The functional test for the presence of EI is independent extension of the index finger with the hand fisted. In the complete absence of EI, ED is responsible for extending the index finger. However, the four ED tendons are connected to each other by JT that limit independent extension of the digits. Von Schroeder et al. [23] described three types of JTs: type 1 (thin, fascia-like), type 2 (thicker, fibrous), and type 3 (thickest, tendinous band). Yammine [24] reported the prevalence of JT between the index finger and middle finger as type 1 (95%), type 2 (5%), and type 3 (0%). Furthermore, they showed that type 1 JTs accommodated independent extension of the four medial digits whereas type 2 and 3 JTs were restrictive [24]. In the present case, we observed thin fascia-like JTs similar to that described as type 1. We speculate that the individual, when living, may have had the ability to independently extend the index fingers in the absence of EI.

It is most likely that variations in limb musculoskeletal development resulted in the bilateral absence of the EI muscle-tendon unit and the bilateral presence of additional tendon slips arising from the ED muscle bellies. During embryological development the extensor muscle mass of the forearm differentiates into three sections: radial, superficial and deep [17]. The radial section gives rise to brachioradialis, and extensor carpi radialis longus and brevis. The remaining portion of muscle mass divides into superficial and deep sections. The superficial section differentiates into extensor carpi ulnaris, extensor digitorum, and extensor digiti minimi, and is highly evolutionarily conserved [23]. The deep section, which has undergone the most significant evolutionary variation, gives rise to the extensor indicis, abductor pollicis longus, and extensor pollicis longus and brevis [10]. These observations are consistent with the variations identified in the present case, although they do not address the bilateral versus unilateral nature of the anomalies.

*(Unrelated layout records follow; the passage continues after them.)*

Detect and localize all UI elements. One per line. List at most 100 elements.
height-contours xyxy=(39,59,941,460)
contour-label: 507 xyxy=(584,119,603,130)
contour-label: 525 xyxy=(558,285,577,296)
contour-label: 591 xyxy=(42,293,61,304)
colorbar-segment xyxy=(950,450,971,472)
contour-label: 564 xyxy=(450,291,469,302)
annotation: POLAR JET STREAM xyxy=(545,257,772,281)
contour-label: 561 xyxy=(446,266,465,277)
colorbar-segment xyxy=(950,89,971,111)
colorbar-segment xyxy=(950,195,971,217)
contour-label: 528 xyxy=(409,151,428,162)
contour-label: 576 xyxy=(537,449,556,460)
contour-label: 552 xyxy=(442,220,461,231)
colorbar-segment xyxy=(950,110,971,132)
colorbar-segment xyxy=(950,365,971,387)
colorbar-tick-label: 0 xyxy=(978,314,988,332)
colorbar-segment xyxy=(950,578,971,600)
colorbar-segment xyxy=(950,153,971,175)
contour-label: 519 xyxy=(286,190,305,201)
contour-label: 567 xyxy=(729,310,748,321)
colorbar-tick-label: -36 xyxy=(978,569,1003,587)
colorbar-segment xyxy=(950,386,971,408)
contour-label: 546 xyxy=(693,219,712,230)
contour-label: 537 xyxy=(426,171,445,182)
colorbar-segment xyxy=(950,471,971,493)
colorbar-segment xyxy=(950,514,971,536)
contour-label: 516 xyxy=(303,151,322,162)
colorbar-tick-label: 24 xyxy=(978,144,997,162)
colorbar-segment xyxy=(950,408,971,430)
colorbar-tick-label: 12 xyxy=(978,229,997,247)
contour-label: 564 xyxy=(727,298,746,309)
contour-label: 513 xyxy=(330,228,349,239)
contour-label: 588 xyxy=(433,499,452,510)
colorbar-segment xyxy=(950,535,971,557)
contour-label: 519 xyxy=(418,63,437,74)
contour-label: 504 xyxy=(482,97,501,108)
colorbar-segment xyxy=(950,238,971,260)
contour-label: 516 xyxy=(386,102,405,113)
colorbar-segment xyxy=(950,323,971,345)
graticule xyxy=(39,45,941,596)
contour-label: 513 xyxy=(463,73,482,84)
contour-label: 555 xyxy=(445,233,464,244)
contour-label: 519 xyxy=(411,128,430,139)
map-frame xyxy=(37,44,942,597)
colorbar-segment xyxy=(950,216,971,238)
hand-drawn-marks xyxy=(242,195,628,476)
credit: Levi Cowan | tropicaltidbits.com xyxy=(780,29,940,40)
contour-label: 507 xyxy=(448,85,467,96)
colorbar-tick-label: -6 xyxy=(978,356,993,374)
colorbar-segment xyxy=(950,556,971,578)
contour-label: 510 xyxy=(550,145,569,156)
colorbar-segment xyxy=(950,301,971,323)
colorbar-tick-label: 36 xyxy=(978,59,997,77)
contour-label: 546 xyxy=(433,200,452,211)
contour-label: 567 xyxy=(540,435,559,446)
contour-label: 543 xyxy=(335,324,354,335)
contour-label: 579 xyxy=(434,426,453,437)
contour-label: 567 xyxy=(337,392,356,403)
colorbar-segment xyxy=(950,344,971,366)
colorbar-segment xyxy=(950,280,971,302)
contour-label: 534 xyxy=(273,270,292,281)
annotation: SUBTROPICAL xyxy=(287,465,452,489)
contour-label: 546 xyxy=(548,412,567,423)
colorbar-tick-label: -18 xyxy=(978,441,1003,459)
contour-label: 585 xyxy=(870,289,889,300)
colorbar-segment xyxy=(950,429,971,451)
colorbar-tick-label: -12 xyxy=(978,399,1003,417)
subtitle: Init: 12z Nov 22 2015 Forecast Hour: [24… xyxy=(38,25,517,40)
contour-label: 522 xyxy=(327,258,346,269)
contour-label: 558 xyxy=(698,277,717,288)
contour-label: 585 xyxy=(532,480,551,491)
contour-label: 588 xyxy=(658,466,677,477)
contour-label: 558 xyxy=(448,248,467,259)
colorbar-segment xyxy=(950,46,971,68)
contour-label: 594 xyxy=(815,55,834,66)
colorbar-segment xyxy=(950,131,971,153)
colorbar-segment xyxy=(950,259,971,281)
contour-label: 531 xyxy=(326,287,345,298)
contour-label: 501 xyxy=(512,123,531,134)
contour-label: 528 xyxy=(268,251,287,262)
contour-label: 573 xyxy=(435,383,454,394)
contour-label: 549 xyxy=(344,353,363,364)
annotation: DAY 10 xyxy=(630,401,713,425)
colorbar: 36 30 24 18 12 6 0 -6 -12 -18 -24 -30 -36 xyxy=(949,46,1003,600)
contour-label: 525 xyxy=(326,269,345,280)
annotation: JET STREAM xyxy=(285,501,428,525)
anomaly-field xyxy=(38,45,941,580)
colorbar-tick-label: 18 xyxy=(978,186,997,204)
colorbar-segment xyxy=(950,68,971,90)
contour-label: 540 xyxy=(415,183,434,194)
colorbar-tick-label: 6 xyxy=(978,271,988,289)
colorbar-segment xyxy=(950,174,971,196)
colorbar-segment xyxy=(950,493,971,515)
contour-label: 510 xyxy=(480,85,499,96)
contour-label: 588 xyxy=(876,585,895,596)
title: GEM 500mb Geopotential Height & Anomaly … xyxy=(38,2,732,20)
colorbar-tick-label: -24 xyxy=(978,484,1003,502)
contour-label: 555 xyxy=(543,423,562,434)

Clinically, absence of the EI tendon results in significant consequences, as it is the tendon most commonly used for reconstruction of the EPL and abductor pollicis longus (AbPL) tendons [16, 20]. Spontaneous rupture of the EPL tendon, occurring most frequently in patients with rheumatoid arthritis but also secondary to direct trauma and distal radial fracture, results in decreased capacity for extension at the interphalangeal and metacarpophalangeal joints of the thumb [16, 20]. Tendon transfer of the EI is the current gold standard for efficacious EPL reconstruction, although extension deficits of the index finger, as well as loss of pinch strength, have been noted following EI resection [16]. Cases in which only one extensor tendon to the index finger can be located necessitate alternative sources of graft transfer, most commonly palmaris longus. Ultrasound, or other imaging techniques, are used to verify the presence of the EI muscle-tendon unit in preparation for surgical reconstruction [7, 21].

CONCLUSIONS

This cadaveric case report documents bilateral absence of the EI muscle-tendon unit and bilateral presence of additional tendon slips arising from the ED muscle, running parallel to the ED index tendon, inserting on the second digit. We hypothesize that variations in upper limb musculoskeletal development resulted in the rare bilateral absence of the EI muscle-tendon unit and bilateral presence of an additional tendon slip to the second digit arising from ED muscle belly. To summarise, preservation of hand dynamics through surgical reconstruction requires anticipation of anatomical variations of the hand and verification of the presence of both index tendons in order to avoid potential significant complications.

Acknowledgements

The authors acknowledge and gratefully thank the individual whose body and tissues were used in this study for the advancement of physician education and patient care.